Patients with a positive faecal immunochemical test (FIT) should be prioritised for colonoscopy regardless of whether they were tested within the National Bowel Cancer Screening Program (NBCSP) or outside the program, Australian researchers say.
A study of 2,365 patients referred to the Newcastle Direct Access Colonoscopy Service between 2014 and 2018 found bowel pathology rates were similar in the NBCSP participants compared to those whose FIT was initiated in the community by the patient themselves or their GP.
The study evaluated 11 colonoscopy outcome measures and found only “high risk adenomas (3 or 4) or any adenomas ≥10mm” was statistically more common in the NBCSP group than the community-initiated group (22.9% v 17.2%).
All other measures including multiple adenomas (2.4% v 2.1%), high risk sessile adenomas (3.7% v 3.2%), and adenocarcinomas (2.7% v 4.0%) were not statistically different between the two groups.
“The large population in our study means that it provides colonoscopy providers strong evidence that evaluation should be performed equally promptly for patients with positive results from NBSCP and community-initiated FITs,” the researchers concluded.

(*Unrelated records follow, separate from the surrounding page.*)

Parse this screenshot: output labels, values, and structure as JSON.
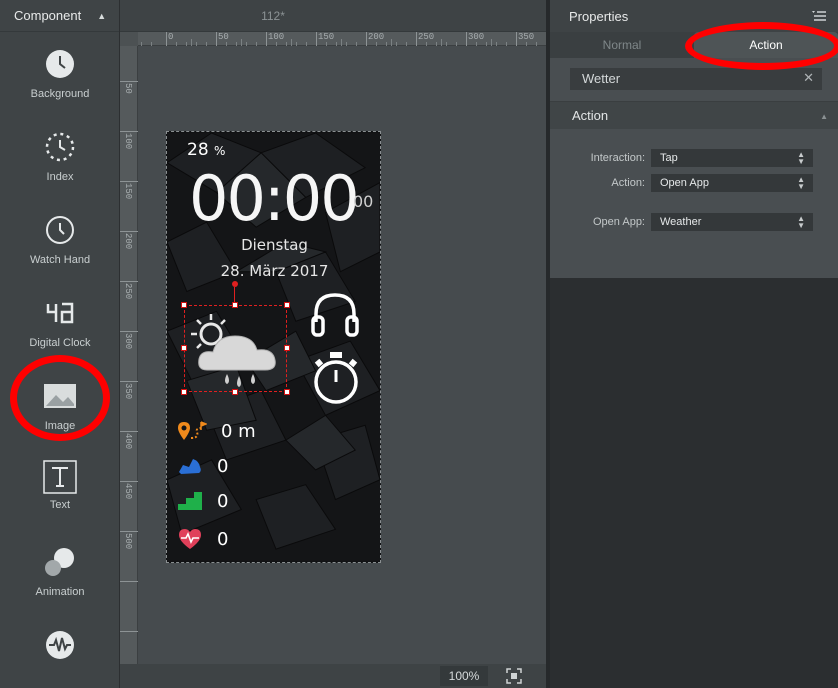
{
  "left_panel": {
    "title": "Component",
    "items": [
      {
        "label": "Background",
        "icon": "clock-icon"
      },
      {
        "label": "Index",
        "icon": "dashed-clock-icon"
      },
      {
        "label": "Watch Hand",
        "icon": "watch-hand-icon"
      },
      {
        "label": "Digital Clock",
        "icon": "digital-clock-icon"
      },
      {
        "label": "Image",
        "icon": "image-icon"
      },
      {
        "label": "Text",
        "icon": "text-icon"
      },
      {
        "label": "Animation",
        "icon": "animation-icon"
      },
      {
        "label": "",
        "icon": "waveform-icon"
      }
    ]
  },
  "canvas": {
    "title": "112*",
    "zoom": "100%",
    "ruler_top": [
      "0",
      "50",
      "100",
      "150",
      "200",
      "250",
      "300",
      "350"
    ],
    "ruler_left": [
      "50",
      "100",
      "150",
      "200",
      "250",
      "300",
      "350",
      "400",
      "450",
      "500"
    ]
  },
  "watch": {
    "battery_value": "28",
    "battery_unit": "%",
    "time": "00:00",
    "seconds": "00",
    "day": "Dienstag",
    "date": "28. März 2017",
    "distance": "0 m",
    "steps": "0",
    "floors": "0",
    "heart_rate": "0"
  },
  "properties": {
    "title": "Properties",
    "tabs": [
      "Normal",
      "Action"
    ],
    "active_tab": "Action",
    "name_value": "Wetter",
    "section_title": "Action",
    "interaction_label": "Interaction:",
    "interaction_value": "Tap",
    "action_label": "Action:",
    "action_value": "Open App",
    "open_app_label": "Open App:",
    "open_app_value": "Weather"
  },
  "colors": {
    "highlight_ring": "#ff0000",
    "selection": "#e02020",
    "panel": "#3f4446",
    "marker_orange": "#f08a1c",
    "shoe_blue": "#2a6fd6",
    "stairs_green": "#1fb04a",
    "heart_red": "#e0405a"
  }
}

Senior investigator Dr Peter Pockney, a colorectal surgeon from the John Hunter Hospital and University of Newcastle, told the limbic that many services around the country were struggling to find a way to deal with the demand for colonoscopy.

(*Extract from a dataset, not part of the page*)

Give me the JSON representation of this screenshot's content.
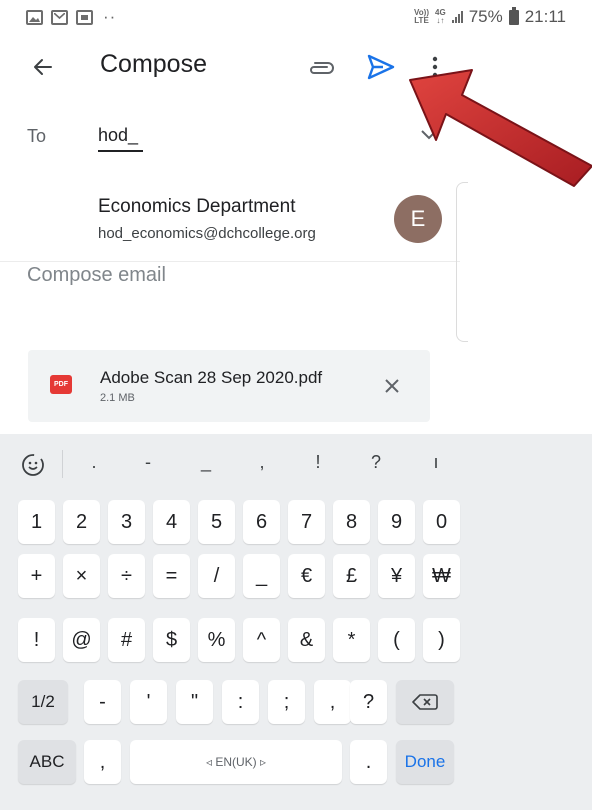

“We’ve been running this service since 2014 and during that period when we were reporting at meetings etc … just about the main question we were asked was: ‘Are you only doing NBCSP patients or the ones the GP or the patient has organised themselves and what is the difference in the pathology?’” he said.
“Because some services, when they are grappling with the volume of patients being referred in have been discussing at least, prioritising only the NBCSP patients and not the community-initiated patients.”
Dr Pockney said the study clearly showed that the patient’s route to referral was not an appropriate way of filtering patients.
“If someone has a positive stool test in the age groups 50-74 years, which is how we trimmed this group to match the NBCSP, then they have a high probability – going on for 50% – of having some significant pathology and they need to be investigated.”
“We’ve reported that there isn’t a difference in pathology and yes, you should be prioritising a positive stool test regardless of the route. You need to provide a service to both groups of patients,” he said.
He said the study was an “utterly real-world, pragmatic description of what happens” including the fact that patients sometimes received poor advice that delayed their referral for diagnostic investigations.
“It is absolutely the case that we have a very significant number of community-initiated patients where the patient has been to the GP with overt rectal bleeding and they get told to go away and do the test [FIT] which is for invisible rectal bleeding.”
He noted there was more than enough capacity in the system to prioritise patients with a positive FIT by not scoping those that were not well indicated.